Matt Corallo think that block space has 0 cost of production, hence the block space is not a commodity, hence marginal cost of adding a tx to a block is 0.

He seem to think that producing a 1MB block and 100MB has the same cost.
As if the amount of information contained in a block wasn't correlated to the block propagation time.

Any thoughts?

I've been having this debate with them for years. It goes like so:

BS/Core: "Block space has zero cost of production and so it's not a commodity."

Me: "That's not true. There are several factors that add cost--orphaning risk for instance. Here's a paper that shows that the cost of production is non-zero and here's a talk that argues that block space behaves just like a normal commodity."

BS/Core: "Your fee-market paper is fundamentally flawed. You're assuming that larger blocks take longer to propagate and are thus more likely to be orphaned. That is not true."

Me: "It is an empirical fact that larger blocks were more likely to be orphaned. This has been true for the entire time period where data is available. Here is a chart to illustrate this fact."

BS/Core: "Larger blocks might take longer to propagate now, but with 'pre-consensus' the propagation time will no longer depend on block size."

Me: "So you agree that right now the cost of production of block space is non zero and behaves like a commodity?"

BS/Core: "You're an idiot. What matters is what might happen in the future."

Me: "OK, I analyzed one such pre-consensus technique based on weak-blocks that I called subchains. I was able to show that although the technique allows miners to produce larger blocks for a given level of orphan risk, there is still a cost of production based on orphan risk. See Section 5, for instance."

BS/Core: "Your subchains paper is fundamentally flawed. And you 'plagerized' it from Greg."

Peter R has been banned me from #bitcoin-wizards...
...days later I return

BS/Core: "Clearly the miners can agree ahead of time to produce any sized block they like."

Me: "Not in any practical sense. I suppose they could agree ahead of time to produce this jumbo 1 TB block that they've all pre-validated, but why would they do that?"

BS/Core: "You're not thinking adversarially. They'll do it to bloat the chain and hurt Bitcoin. So do you now admit that you're wrong and miners can produce any sized block they like for zero cost?"

Me: "If the majority of the hash power is colluding to hurt Bitcoin, then yes, I would agree. But I would argue that under such assumptions (the majority of the hash power is dishonest) that Bitcoin is insecure anyways. So basically this is a twist on the classic 51% attack."

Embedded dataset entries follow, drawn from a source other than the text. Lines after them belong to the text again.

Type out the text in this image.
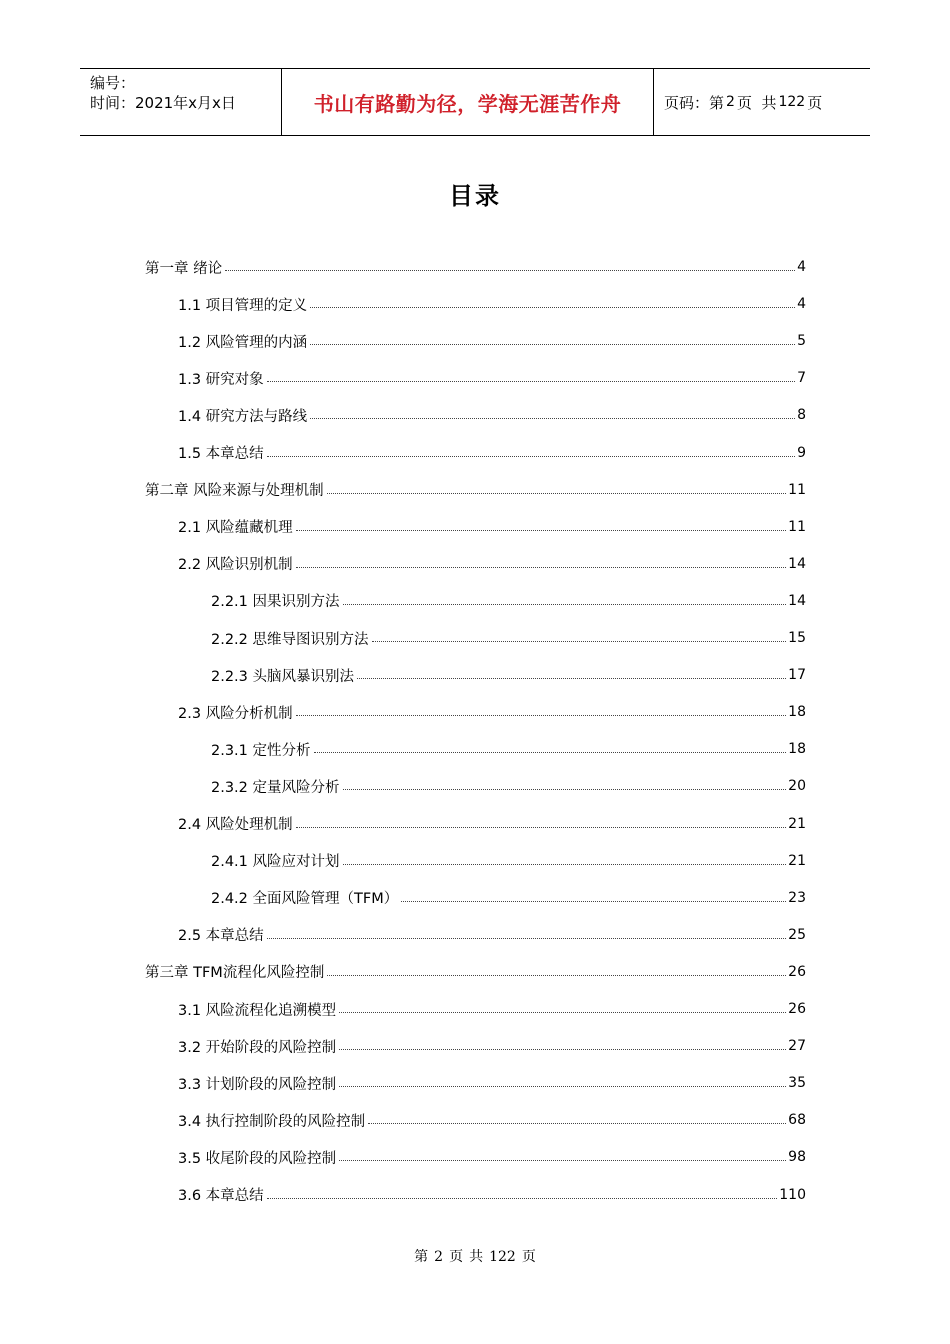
编号：
时间：2021年x月x日	书山有路勤为径，学海无涯苦作舟	页码：第 2 页  共 122 页
目录
第一章 绪论	4
1.1 项目管理的定义	4
1.2 风险管理的内涵	5
1.3 研究对象	7
1.4 研究方法与路线	8
1.5 本章总结	9
第二章 风险来源与处理机制	11
2.1 风险蕴藏机理	11
2.2 风险识别机制	14
2.2.1 因果识别方法	14
2.2.2 思维导图识别方法	15
2.2.3 头脑风暴识别法	17
2.3 风险分析机制	18
2.3.1 定性分析	18
2.3.2 定量风险分析	20
2.4 风险处理机制	21
2.4.1 风险应对计划	21
2.4.2 全面风险管理（TFM）	23
2.5 本章总结	25
第三章 TFM流程化风险控制	26
3.1 风险流程化追溯模型	26
3.2 开始阶段的风险控制	27
3.3 计划阶段的风险控制	35
3.4 执行控制阶段的风险控制	68
3.5 收尾阶段的风险控制	98
3.6 本章总结	110
第 2 页 共 122 页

BS/Core: "Bitcoin is secure even if 51% of the miners are dishonest. This is why full nodes are so important and why we need to keep the block size small so full nodes are affordable to run."

....I could go on and on, but you get the idea.
 

chriswilmer

Active Member
Sep 21, 2015
146
431
@Peter R :

'
BS/Core: "Larger blocks might take longer to propagate now, but with 'pre-consensus' the propagation time will no longer depend on block size."

Me: "So you agree that right now the cost of production of block space is non zero and behaves like a commodity?"
'

As I was reading this, I thought this is where you were going to invoke that physics/signals theorem. Isn't that the relevant argument about future propagation time, that based on our current understanding of physics, propagation time always scales (at least) linearly with information content independent of any compression scheme?